Ollie had spent too long staring at the empty landscape, and he didn’t want to admit that it had become easier over time. It seemed wrong to know what was lost, and to go on living a single moment without mourning.
‘It’s so dumb,’ he muttered, ‘But you know what I keep thinking about?’
Aurora looked up, her shoulders twitching as if she had forgotten anyone else was there. She answered by facing him, a silent invitation for Ollie to tell his story. Ollie sighed, already embarrassed to share the thought that wouldn’t leave him.
‘Before it happened,’ he gestured to the world around them, ‘There was this game. It hadn’t been released yet, and I was so pumped to play it. I followed all the promo, all the hype. It looked perfect. I was on the edge of my seat.’
Aurora nodded, turning her eyes back to the barren land that stretched ahead of them. From the side of her face, Ollie could see the bittersweet smile of understanding.
‘I always had this rule,’ he blinked through the dust. ‘Just one that I set for myself. Never pre-order a game. Wait for it. I’d heard too many stories of disappointment.’
‘You pre-ordered it, didn’t you?’ Aurora’s voice cracked a little in the dry air.
‘I did,’ Ollie nodded. ‘The one time.’
He let out a huff of air, ignoring the way it stung his throat. Amusement was still uncomfortable, but for a moment, he allowed himself to appreciate the irony.
‘I’d give anything to play it,’ he shook his head. ‘It’s a feeling that kinda lingers under everything else. I was waiting for so long. On the edge of my seat.’
‘I get it,’ Aurora’s smile became more visible as she reassured him. ‘For me, it was a show I’d been watching. I binged the first few seasons way too fast, then slowed down when I realised how much I was enjoying it. I decided to savour it, knowing that it would be over sooner if I didn’t.’
Despite his own hesitation, Ollie laughed for the first time in an uncounted number of days.
‘I was so close,’ Aurora closed her eyes. ‘Three episodes left. I was enjoying them one at a time. Making a night out of each one.’
‘And now they’re gone,’ Ollie filled in the gaps. Aurora nodded, smiling through the sadness in her eyes.
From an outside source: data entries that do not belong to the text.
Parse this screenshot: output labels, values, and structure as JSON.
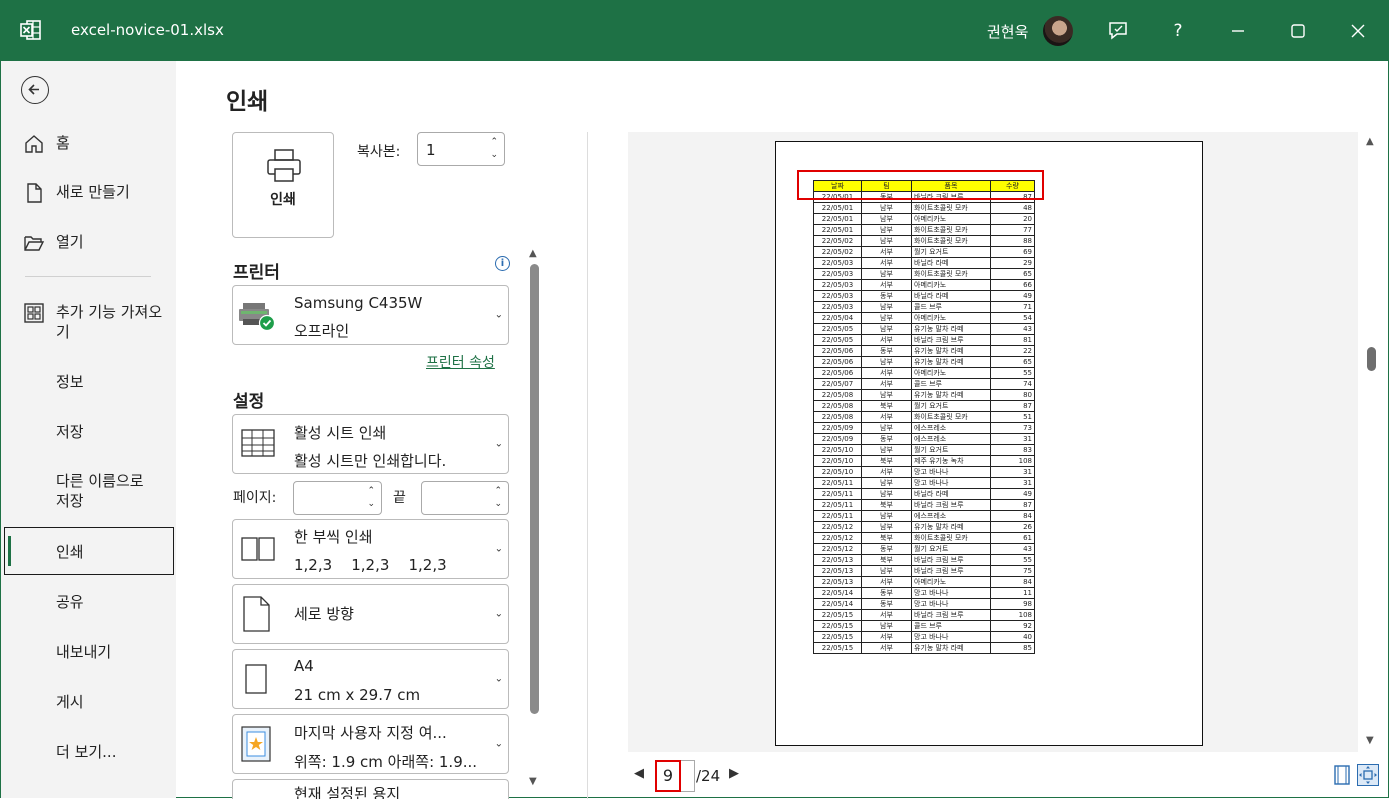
{
  "window": {
    "file_name": "excel-novice-01.xlsx",
    "user_name": "권현욱"
  },
  "nav": {
    "items": [
      {
        "label": "홈",
        "icon": "home-icon"
      },
      {
        "label": "새로 만들기",
        "icon": "new-file-icon"
      },
      {
        "label": "열기",
        "icon": "folder-open-icon"
      },
      {
        "label": "추가 기능 가져오기",
        "icon": "addins-icon"
      },
      {
        "label": "정보"
      },
      {
        "label": "저장"
      },
      {
        "label": "다른 이름으로 저장"
      },
      {
        "label": "인쇄",
        "active": true
      },
      {
        "label": "공유"
      },
      {
        "label": "내보내기"
      },
      {
        "label": "게시"
      },
      {
        "label": "더 보기..."
      }
    ]
  },
  "print": {
    "title": "인쇄",
    "button_label": "인쇄",
    "copies_label": "복사본:",
    "copies_value": "1",
    "printer_section": "프린터",
    "printer_name": "Samsung C435W",
    "printer_status": "오프라인",
    "printer_props_link": "프린터 속성",
    "settings_section": "설정",
    "what_line1": "활성 시트 인쇄",
    "what_line2": "활성 시트만 인쇄합니다.",
    "pages_label": "페이지:",
    "to_label": "끝",
    "collate_line1": "한 부씩 인쇄",
    "collate_line2": "1,2,3    1,2,3    1,2,3",
    "orientation": "세로 방향",
    "paper_line1": "A4",
    "paper_line2": "21 cm x 29.7 cm",
    "margins_line1": "마지막 사용자 지정 여...",
    "margins_line2": "위쪽: 1.9 cm 아래쪽: 1.9...",
    "scaling_partial": "현재 설정된 용지"
  },
  "preview": {
    "headers": [
      "날짜",
      "팀",
      "품목",
      "수량"
    ],
    "rows": [
      [
        "22/05/01",
        "동부",
        "바닐라 크림 브루",
        "87"
      ],
      [
        "22/05/01",
        "남부",
        "화이트초콜릿 모카",
        "48"
      ],
      [
        "22/05/01",
        "남부",
        "아메리카노",
        "20"
      ],
      [
        "22/05/01",
        "남부",
        "화이트초콜릿 모카",
        "77"
      ],
      [
        "22/05/02",
        "남부",
        "화이트초콜릿 모카",
        "88"
      ],
      [
        "22/05/02",
        "서부",
        "월기 요거트",
        "69"
      ],
      [
        "22/05/03",
        "서부",
        "바닐라 라떼",
        "29"
      ],
      [
        "22/05/03",
        "남부",
        "화이트초콜릿 모카",
        "65"
      ],
      [
        "22/05/03",
        "서부",
        "아메리카노",
        "66"
      ],
      [
        "22/05/03",
        "동부",
        "바닐라 라떼",
        "49"
      ],
      [
        "22/05/03",
        "남부",
        "콜드 브루",
        "71"
      ],
      [
        "22/05/04",
        "남부",
        "아메리카노",
        "54"
      ],
      [
        "22/05/05",
        "남부",
        "유기농 말차 라떼",
        "43"
      ],
      [
        "22/05/05",
        "서부",
        "바닐라 크림 브루",
        "81"
      ],
      [
        "22/05/06",
        "동부",
        "유기농 말차 라떼",
        "22"
      ],
      [
        "22/05/06",
        "남부",
        "유기농 말차 라떼",
        "65"
      ],
      [
        "22/05/06",
        "서부",
        "아메리카노",
        "55"
      ],
      [
        "22/05/07",
        "서부",
        "콜드 브루",
        "74"
      ],
      [
        "22/05/08",
        "남부",
        "유기농 말차 라떼",
        "80"
      ],
      [
        "22/05/08",
        "북부",
        "월기 요거트",
        "87"
      ],
      [
        "22/05/08",
        "서부",
        "화이트초콜릿 모카",
        "51"
      ],
      [
        "22/05/09",
        "남부",
        "에스프레소",
        "73"
      ],
      [
        "22/05/09",
        "동부",
        "에스프레소",
        "31"
      ],
      [
        "22/05/10",
        "남부",
        "월기 요거트",
        "83"
      ],
      [
        "22/05/10",
        "북부",
        "제주 유기농 녹차",
        "108"
      ],
      [
        "22/05/10",
        "서부",
        "망고 바나나",
        "31"
      ],
      [
        "22/05/11",
        "남부",
        "망고 바나나",
        "31"
      ],
      [
        "22/05/11",
        "남부",
        "바닐라 라떼",
        "49"
      ],
      [
        "22/05/11",
        "북부",
        "바닐라 크림 브루",
        "87"
      ],
      [
        "22/05/11",
        "남부",
        "에스프레소",
        "84"
      ],
      [
        "22/05/12",
        "남부",
        "유기농 말차 라떼",
        "26"
      ],
      [
        "22/05/12",
        "북부",
        "화이트초콜릿 모카",
        "61"
      ],
      [
        "22/05/12",
        "동부",
        "월기 요거트",
        "43"
      ],
      [
        "22/05/13",
        "북부",
        "바닐라 크림 브루",
        "55"
      ],
      [
        "22/05/13",
        "남부",
        "바닐라 크림 브루",
        "75"
      ],
      [
        "22/05/13",
        "서부",
        "아메리카노",
        "84"
      ],
      [
        "22/05/14",
        "동부",
        "망고 바나나",
        "11"
      ],
      [
        "22/05/14",
        "동부",
        "망고 바나나",
        "98"
      ],
      [
        "22/05/15",
        "서부",
        "바닐라 크림 브루",
        "108"
      ],
      [
        "22/05/15",
        "남부",
        "콜드 브루",
        "92"
      ],
      [
        "22/05/15",
        "서부",
        "망고 바나나",
        "40"
      ],
      [
        "22/05/15",
        "서부",
        "유기농 말차 라떼",
        "85"
      ]
    ],
    "current_page": "9",
    "total_pages": "/24"
  },
  "colors": {
    "title_bar": "#1e7145",
    "highlight": "#e00000",
    "header_fill": "#ffff00"
  }
}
‘I don’t know,’ she sighed. ‘We’ve spent so long mourning for everything that was lost. We can mourn for the stuff that never got to happen, right? Even those stupid, trivial little things.’
Ollie took a deep breath as Aurora’s words landed in his head. In the midst of such a painful sentiment, there was an underlying sense of relief that he hadn’t expected. He stood up, rubbing his eyes to avoid getting caught in a view he could have painted from memory.
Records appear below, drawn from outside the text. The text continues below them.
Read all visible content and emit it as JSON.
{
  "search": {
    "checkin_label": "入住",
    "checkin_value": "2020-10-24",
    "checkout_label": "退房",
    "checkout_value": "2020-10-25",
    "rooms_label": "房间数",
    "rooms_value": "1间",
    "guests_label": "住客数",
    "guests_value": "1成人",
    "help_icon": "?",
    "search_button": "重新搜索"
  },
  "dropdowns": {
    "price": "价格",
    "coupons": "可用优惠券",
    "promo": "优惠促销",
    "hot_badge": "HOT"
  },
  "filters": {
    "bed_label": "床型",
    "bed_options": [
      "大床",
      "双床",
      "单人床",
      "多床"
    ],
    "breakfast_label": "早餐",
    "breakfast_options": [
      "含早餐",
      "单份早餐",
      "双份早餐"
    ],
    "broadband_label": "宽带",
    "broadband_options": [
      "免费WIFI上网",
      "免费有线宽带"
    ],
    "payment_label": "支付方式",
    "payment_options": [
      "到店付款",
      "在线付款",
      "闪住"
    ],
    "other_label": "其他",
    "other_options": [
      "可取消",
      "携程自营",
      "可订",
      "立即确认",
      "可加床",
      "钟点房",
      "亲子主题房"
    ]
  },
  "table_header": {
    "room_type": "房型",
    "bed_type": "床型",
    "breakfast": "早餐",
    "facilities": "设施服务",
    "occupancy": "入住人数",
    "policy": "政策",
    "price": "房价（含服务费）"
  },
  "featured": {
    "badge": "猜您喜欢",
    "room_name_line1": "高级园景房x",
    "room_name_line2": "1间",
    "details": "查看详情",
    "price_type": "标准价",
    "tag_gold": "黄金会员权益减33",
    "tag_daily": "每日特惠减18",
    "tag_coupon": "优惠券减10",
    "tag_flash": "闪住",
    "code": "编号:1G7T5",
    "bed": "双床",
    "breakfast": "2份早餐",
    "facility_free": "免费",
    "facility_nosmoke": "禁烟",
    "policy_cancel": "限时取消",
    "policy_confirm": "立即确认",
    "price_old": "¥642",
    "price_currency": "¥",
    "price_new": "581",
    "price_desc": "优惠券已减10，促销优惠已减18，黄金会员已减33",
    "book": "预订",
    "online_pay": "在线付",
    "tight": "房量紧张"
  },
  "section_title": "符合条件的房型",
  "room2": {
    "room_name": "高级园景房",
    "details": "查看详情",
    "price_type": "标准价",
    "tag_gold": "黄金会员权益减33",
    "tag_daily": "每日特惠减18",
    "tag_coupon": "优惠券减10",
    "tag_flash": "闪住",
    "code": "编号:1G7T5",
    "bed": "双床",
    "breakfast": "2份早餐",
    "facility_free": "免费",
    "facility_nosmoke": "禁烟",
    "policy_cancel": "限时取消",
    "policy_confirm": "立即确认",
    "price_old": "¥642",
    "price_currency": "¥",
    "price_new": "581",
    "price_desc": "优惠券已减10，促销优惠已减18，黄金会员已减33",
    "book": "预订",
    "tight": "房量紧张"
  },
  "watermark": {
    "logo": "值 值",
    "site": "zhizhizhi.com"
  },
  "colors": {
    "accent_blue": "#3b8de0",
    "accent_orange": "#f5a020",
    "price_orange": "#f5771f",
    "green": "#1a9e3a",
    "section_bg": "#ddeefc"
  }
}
‘I don’t know,’ he frowned. ‘It feels wrong. To make myself feel any better just for saying that out loud. It makes me feel…’
‘Like a traitor. I know,’ Aurora finished the thought on Ollie’s behalf. ‘What else can we do, though?’
She stretched before climbing to her feet, still staring into the rubble and dust that faced them. With his eyes aimed at the ground, Ollie waited.
‘OK,’ Aurora clapped the dust from her hands as she eventually turned around. ‘Let’s keep moving.’